The man nodded, pulling a map free from his waist as grumbled at the snow clouds covering the sky before looking back at Davrou.
“You look well enough, studying these strange carvings again” he said, tapping on a design below his foot.
Davrou shrugged in response, as the Airmen walked away studying his map once more. Another Observant one, he thought, turning to lean over the railing, his eyes straining upward trying to make out the fallen fortress city that laid above, hiding behind the wind and snow. He knew little of it, ghost stories and rumors, nothing more but his skin rippled uncomfortably whenever he peered up. Davrou dismissed the thought, retrieving his notebook to review what he learned of the ship so far. Best to keep his mind focused than ponder fireside tales. As though to reject his opinion, a strong wind rose snatching the small booklet away. Davrou lunged for the precious pages he wrote, nearly falling over before he caught himself. Pulling himself back up, he watch determined to find it once it hit snow, but what caught his eye took the strength from his arms. A Warrior in full gear, leaning against his sword, the Iron blood insignia emblazoned against his chest as he wore a brilliant smile, goofily proud and excited.
“Thaelon?” he muttered, hitting the snow. He thrashed up to his feet as fast as possible, rushing his gaze back to where his brother was, then everywhere else, searching for and trace. He was gone. He let out a long sigh, he must have been more exhausted then he noticed. “First Falor, and now Thaelon.”
He took a few more deep breathe calming his mind before going to find the booklet, it should not have been blown too far, and had more information than he would care to rewrite, he need to find that quickly and get more rest before anymore of his past ghost come back to haunt him. Thaelon’s form appeared again as he took his first step, His brother’s back was walking away, the gleaming steel of plate mail standing out against bleak white.
“Thaelon!” the words cried out from his throat, ignoring his rationalizations. The figure didn’t give any response, moving further way.

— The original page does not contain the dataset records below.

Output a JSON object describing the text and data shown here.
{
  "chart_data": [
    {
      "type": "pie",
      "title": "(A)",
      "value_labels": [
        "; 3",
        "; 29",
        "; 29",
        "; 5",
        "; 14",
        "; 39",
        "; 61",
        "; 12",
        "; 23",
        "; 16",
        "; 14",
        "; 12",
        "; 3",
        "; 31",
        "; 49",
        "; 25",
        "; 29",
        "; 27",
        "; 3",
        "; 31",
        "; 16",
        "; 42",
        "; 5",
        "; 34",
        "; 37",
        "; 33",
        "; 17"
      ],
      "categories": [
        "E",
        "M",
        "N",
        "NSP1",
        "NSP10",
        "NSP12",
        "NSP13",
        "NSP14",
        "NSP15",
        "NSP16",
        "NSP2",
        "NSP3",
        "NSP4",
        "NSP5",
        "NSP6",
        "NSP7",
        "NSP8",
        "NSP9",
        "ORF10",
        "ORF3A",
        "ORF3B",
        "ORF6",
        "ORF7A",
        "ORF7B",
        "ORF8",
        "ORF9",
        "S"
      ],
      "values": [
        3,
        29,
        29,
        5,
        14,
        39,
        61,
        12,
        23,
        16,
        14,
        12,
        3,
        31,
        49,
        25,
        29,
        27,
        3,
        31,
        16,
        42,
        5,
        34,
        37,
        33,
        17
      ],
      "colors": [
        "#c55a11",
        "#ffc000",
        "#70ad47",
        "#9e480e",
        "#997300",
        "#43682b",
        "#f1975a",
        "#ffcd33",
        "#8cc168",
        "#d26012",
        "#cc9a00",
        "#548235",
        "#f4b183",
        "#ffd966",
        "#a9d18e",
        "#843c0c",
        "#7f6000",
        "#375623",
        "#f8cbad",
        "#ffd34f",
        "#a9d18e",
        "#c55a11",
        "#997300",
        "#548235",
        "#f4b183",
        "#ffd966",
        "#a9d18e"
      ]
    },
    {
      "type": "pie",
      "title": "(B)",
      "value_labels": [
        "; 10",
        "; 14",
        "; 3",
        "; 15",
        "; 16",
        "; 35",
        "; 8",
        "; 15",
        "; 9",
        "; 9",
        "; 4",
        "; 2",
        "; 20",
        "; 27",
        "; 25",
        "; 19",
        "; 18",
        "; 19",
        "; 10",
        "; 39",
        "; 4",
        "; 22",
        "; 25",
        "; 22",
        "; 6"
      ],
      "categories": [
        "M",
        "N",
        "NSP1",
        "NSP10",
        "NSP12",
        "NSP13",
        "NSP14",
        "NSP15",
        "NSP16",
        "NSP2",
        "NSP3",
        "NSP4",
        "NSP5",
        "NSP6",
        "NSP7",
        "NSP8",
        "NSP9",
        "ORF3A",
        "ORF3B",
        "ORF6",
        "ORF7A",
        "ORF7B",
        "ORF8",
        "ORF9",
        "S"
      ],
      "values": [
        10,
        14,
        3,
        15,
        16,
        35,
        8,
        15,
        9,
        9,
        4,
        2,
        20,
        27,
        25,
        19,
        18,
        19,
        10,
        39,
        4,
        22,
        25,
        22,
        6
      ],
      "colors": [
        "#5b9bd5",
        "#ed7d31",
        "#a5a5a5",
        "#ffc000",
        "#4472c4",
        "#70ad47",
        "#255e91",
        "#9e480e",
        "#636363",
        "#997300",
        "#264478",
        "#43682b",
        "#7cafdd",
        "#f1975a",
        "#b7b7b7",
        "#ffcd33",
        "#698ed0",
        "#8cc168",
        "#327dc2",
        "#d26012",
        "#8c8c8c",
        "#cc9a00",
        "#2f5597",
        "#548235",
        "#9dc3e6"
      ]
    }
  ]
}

Davrou told himself it was a trick of the mind, forcing his eyes shut to clear it away. His body didn’t hold the same reservations, his legs moved forward breaking into a half run calling after his brother’s ghost. Gradually the distance closed to less than a stone’s throw apart.
“Answer me!” Davrou’s throat burn from the constant cries and cold air but he couldn’t turn back. Thaelon finally stopped, turning to greet him with the same grin as he waited for Davrou to catch up.
“Sorry… I’m so sorry.” Davrou muttered pushing toward his younger brother. “I should have been their”.
Thaelon just continues to smile, offering Davrou a hand.
A deep guttural growl stopped him before he could return the gesture. Floating gold eyes and large bared teeth greeted him as deep growl repeated. The creature stalked forward making it body barely more perceptible, A wolf with fur as white as the snow it walked on and more massive than any he’d scene, larger than any horse yet its steps left no prints, its paw didn’t sink passed the surface. With a sudden leap the creature lunges at Thaelon batting Davrou away faster than he could react. Al he could think to do was fling his blade at the creature side as he was tossed.
He landed in snow for only a few seconds before he heard the sound or crack ice sending him falling below the surface. Shallow water and jutting rocks broke his fall.
“Brother!” He shouted in desperation but the shock of the cold water jarred him back to his senses. His brother was dead. Davrou's Mind felt as if it was lifted from a fog, was he going mad?The same lower rumbling growl echoed through the cave stealing anytime he had to convince himself of sanity. The beast had followed him down.